While this article is about how to setup the initial Sieve filters, Thunderbird is no longer required after this initial setup, it merely provides a convenient method of adding more filters at a later time.

In order to install Sieve in Thunderbird, we need to first download the Sieve plugin from the GIT development site. Unfortunately this is required as some changes in Sieve are not backwards compatible. It is therefore important to make sure we’re running a recent version of Thunderbird first.

After that, the Sieve plugin can be download here. When the file has been downloaded it can be installed into Thunderbird by going to the Add-Ons menu in Thunderbird. From this menu choose ‘Extensions’ -> ‘Install Add-On from File’ and choose the just downloaded XPI file.
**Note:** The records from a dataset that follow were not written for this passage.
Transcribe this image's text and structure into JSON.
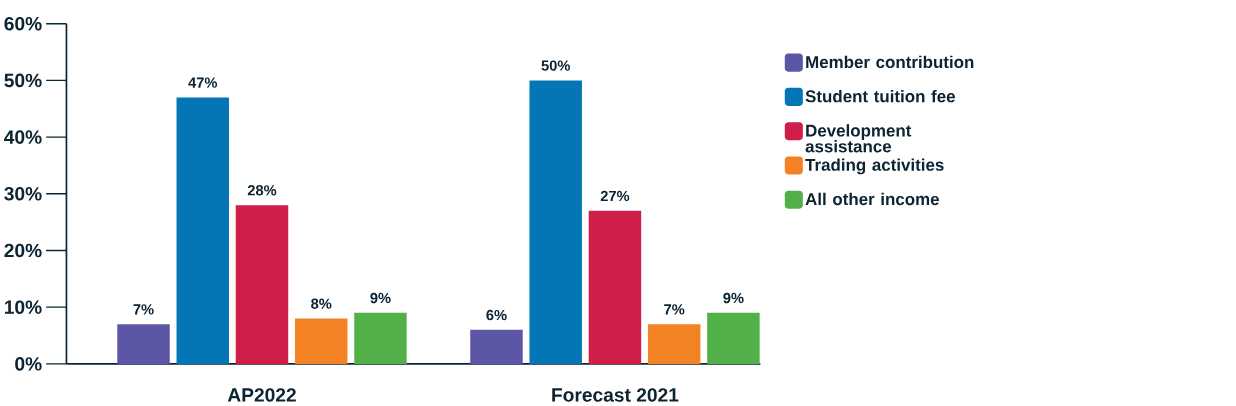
{
  "chart_data": {
    "type": "bar",
    "categories": [
      "AP2022",
      "Forecast 2021"
    ],
    "series": [
      {
        "name": "Member contribution",
        "color": "#5b57a6",
        "values": [
          7,
          6
        ],
        "value_labels": [
          "7%",
          "6%"
        ]
      },
      {
        "name": "Student tuition fee",
        "color": "#0576b5",
        "values": [
          47,
          50
        ],
        "value_labels": [
          "47%",
          "50%"
        ]
      },
      {
        "name": "Development assistance",
        "color": "#d01e4b",
        "values": [
          28,
          27
        ],
        "value_labels": [
          "28%",
          "27%"
        ]
      },
      {
        "name": "Trading activities",
        "color": "#f38225",
        "values": [
          8,
          7
        ],
        "value_labels": [
          "8%",
          "7%"
        ]
      },
      {
        "name": "All other income",
        "color": "#52b048",
        "values": [
          9,
          9
        ],
        "value_labels": [
          "9%",
          "9%"
        ]
      }
    ],
    "ylim": [
      0,
      60
    ],
    "yticks": [
      {
        "value": 0,
        "label": "0%"
      },
      {
        "value": 10,
        "label": "10%"
      },
      {
        "value": 20,
        "label": "20%"
      },
      {
        "value": 30,
        "label": "30%"
      },
      {
        "value": 40,
        "label": "40%"
      },
      {
        "value": 50,
        "label": "50%"
      },
      {
        "value": 60,
        "label": "60%"
      }
    ],
    "legend": "right"
  }
}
After the plugin is installed Thunderbird does not need to be restarted, we can simply go into the account settings and among the ‘Server Settings’, ‘Copies and Folders’ etc. we will find the ‘Sieve Settings’ there now.

Chapter 2. Sieve Settings


When we go into the Sieve Settings, we can choose safely ‘Yes, manage Sieve scripts for this account’. The defauls account settings can be left unchanged and we can now choose ‘Edit Filters’. We will then first get a message saying ‘Your mail server attempts to identify itself with invalid information’. It’s okay to continue here as this is caused by using a so-called self-signed security certificate. So click ‘Continue’ on this dialog and you should see a tab in Thunderbird with ‘Sieve Filters’ as its title. Right under the ‘Donate’ button there are some buttons that say ‘New…’, ‘Edit…’ etc.
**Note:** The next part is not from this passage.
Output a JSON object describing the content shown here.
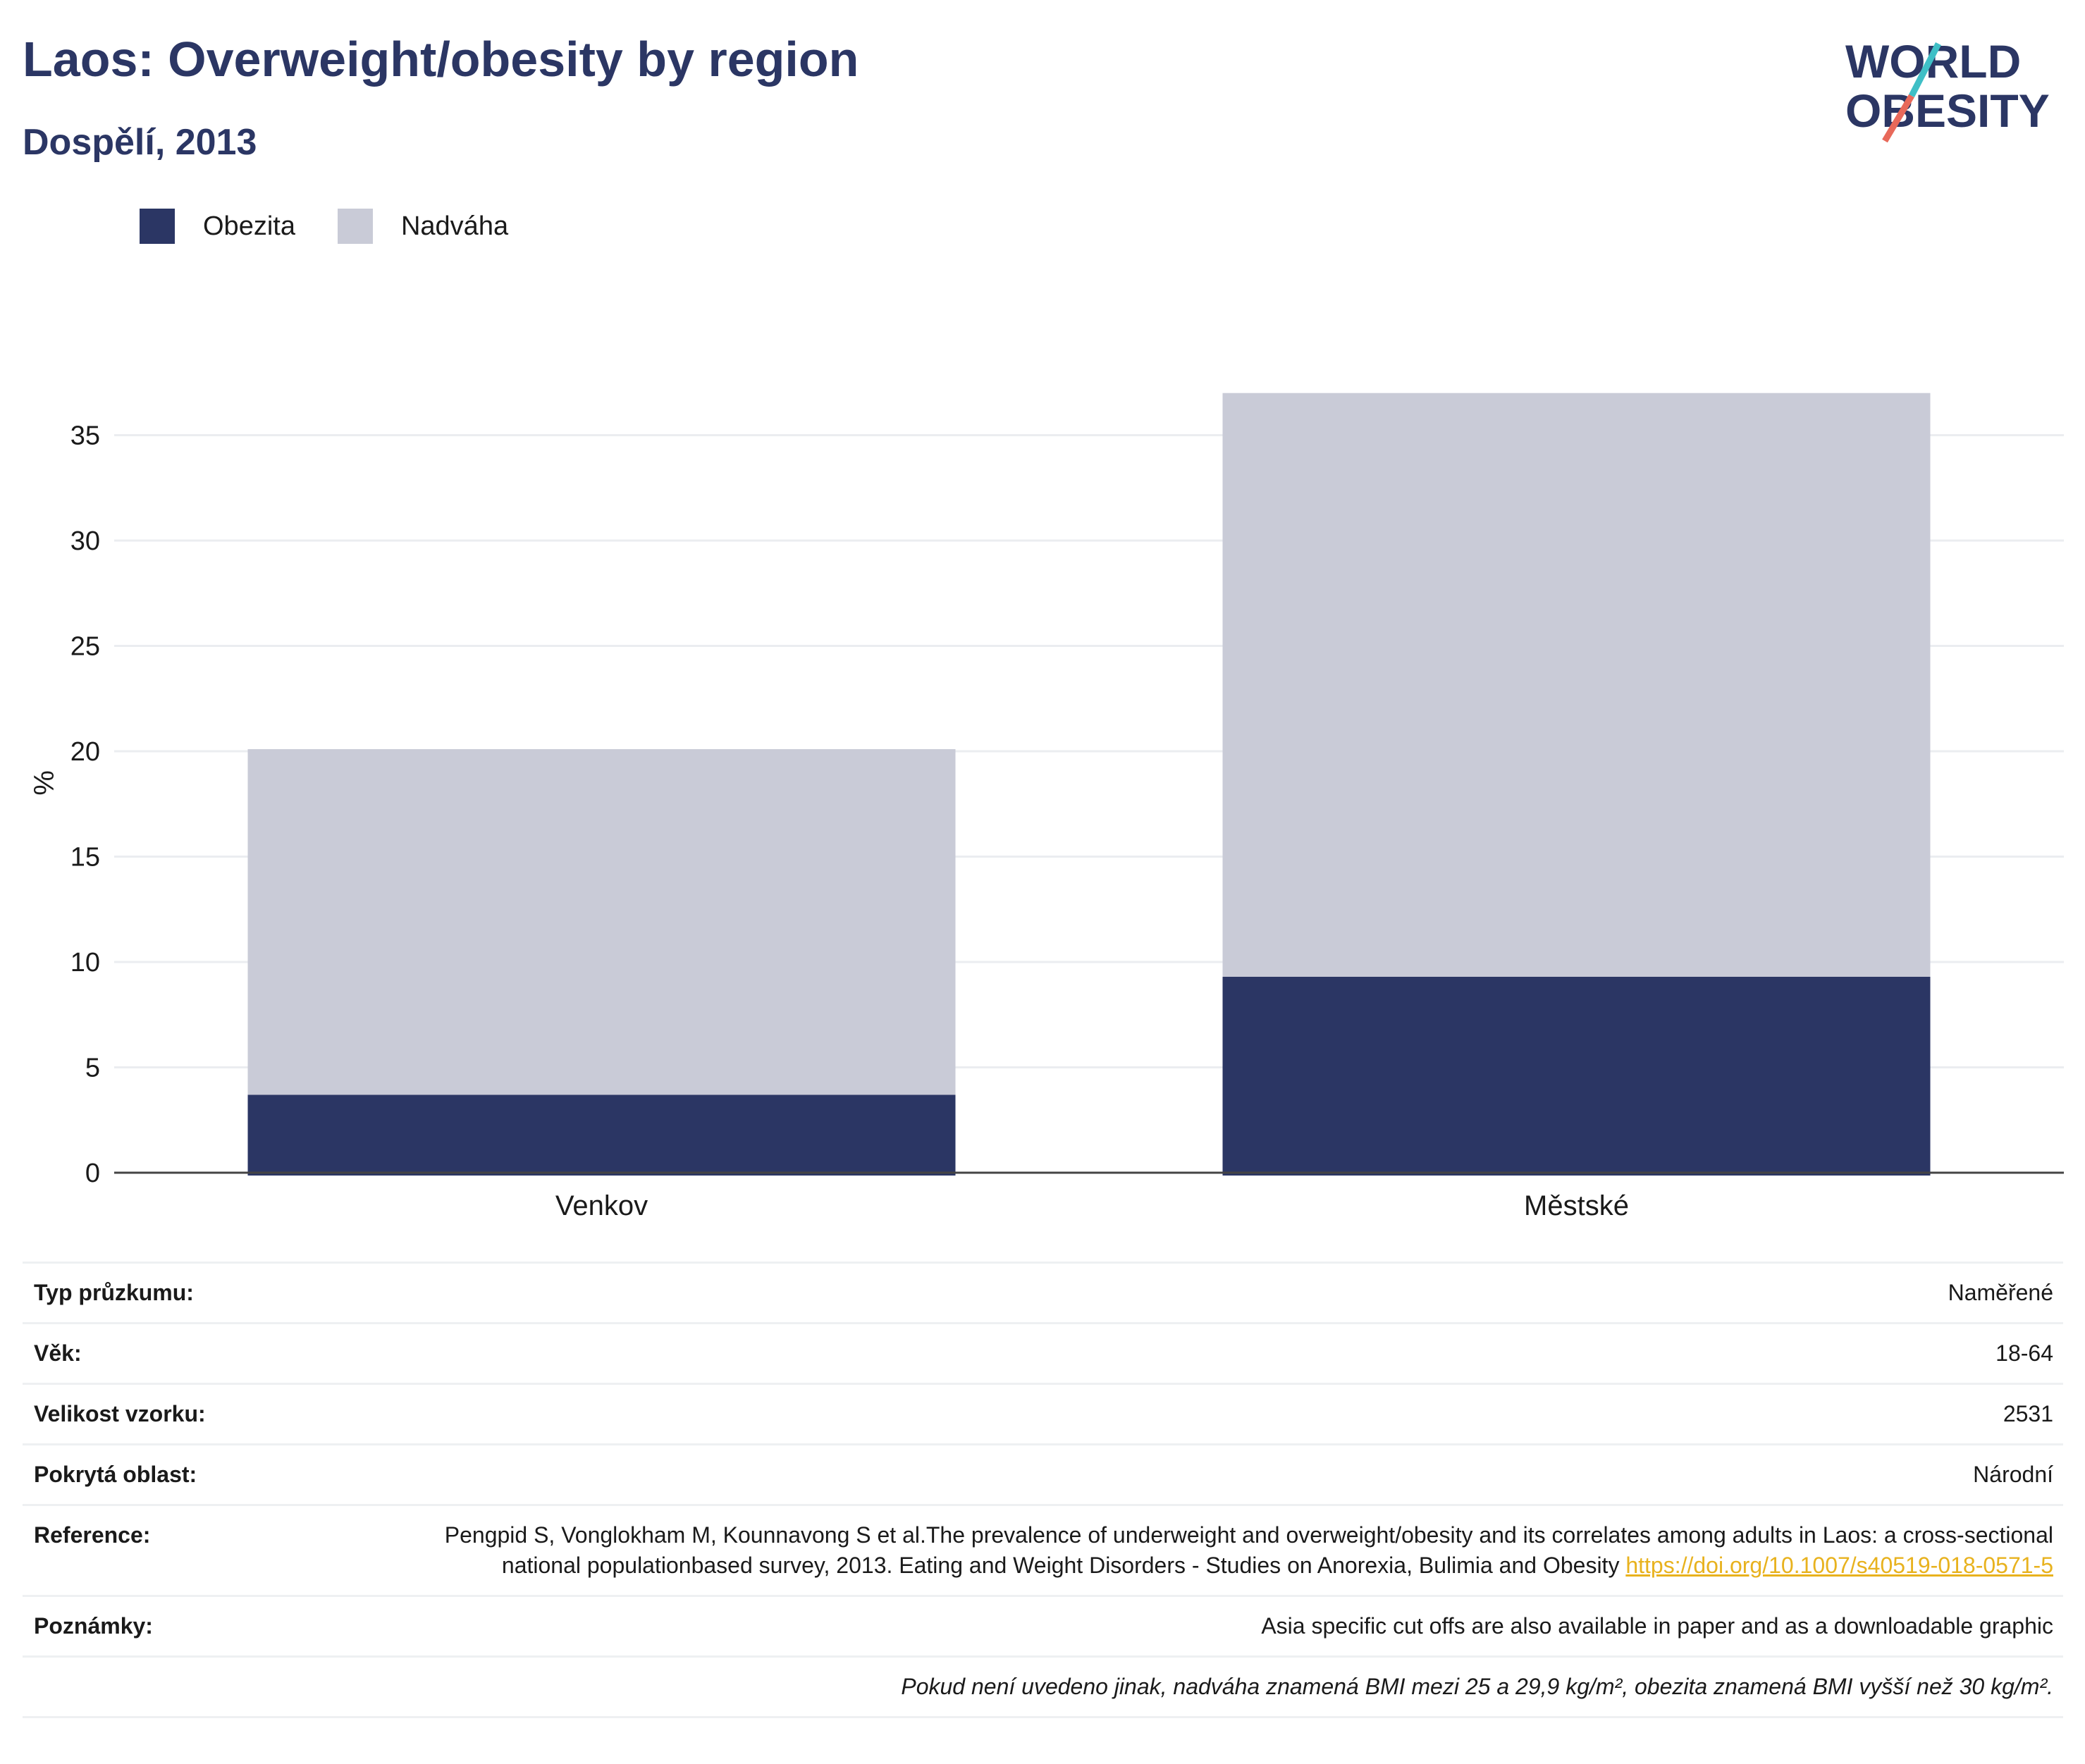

We’re now going to create our first Sieve filter through clicking on ‘New’. A popup window will ask for the name of the new script, enter ‘Spam’ here and click on ‘Ok’.In the editor dialogue now enter the following:

require "fileinto";
if header :contains "X-Spam-Flag" "YES" {
 fileinto "Sievespam";

After saving this Sieve script the 3DN mailserver will now look into your messages if there’s an email header in there that’s called ‘X-Spam-Flag’. This email header is added by Postfix after it has first sent the email through Spamassassin. Spamassassin does a lot of checks to determine if email may actually be spam and on determining that it is Spam it will set the value of the X-Spam-Flag header to ‘YES’.

After first receiving, then sending it through Spamassassin, and doing a range of other checks, Postfix finally hands over control to Dovecot’s LDA (local delivery agent). Dovecot’s LDA will then run the Spam Sieve script on the message and it will test for us if the X-Spam-Flag is set to ‘YES’; If this is the case it will automatically put the email into the folder ‘Sievespam’.

Using this mechanism, a LOT of functionality can be added on the server-side to your mailbox. We recommend that you read up on the Sieve website about this.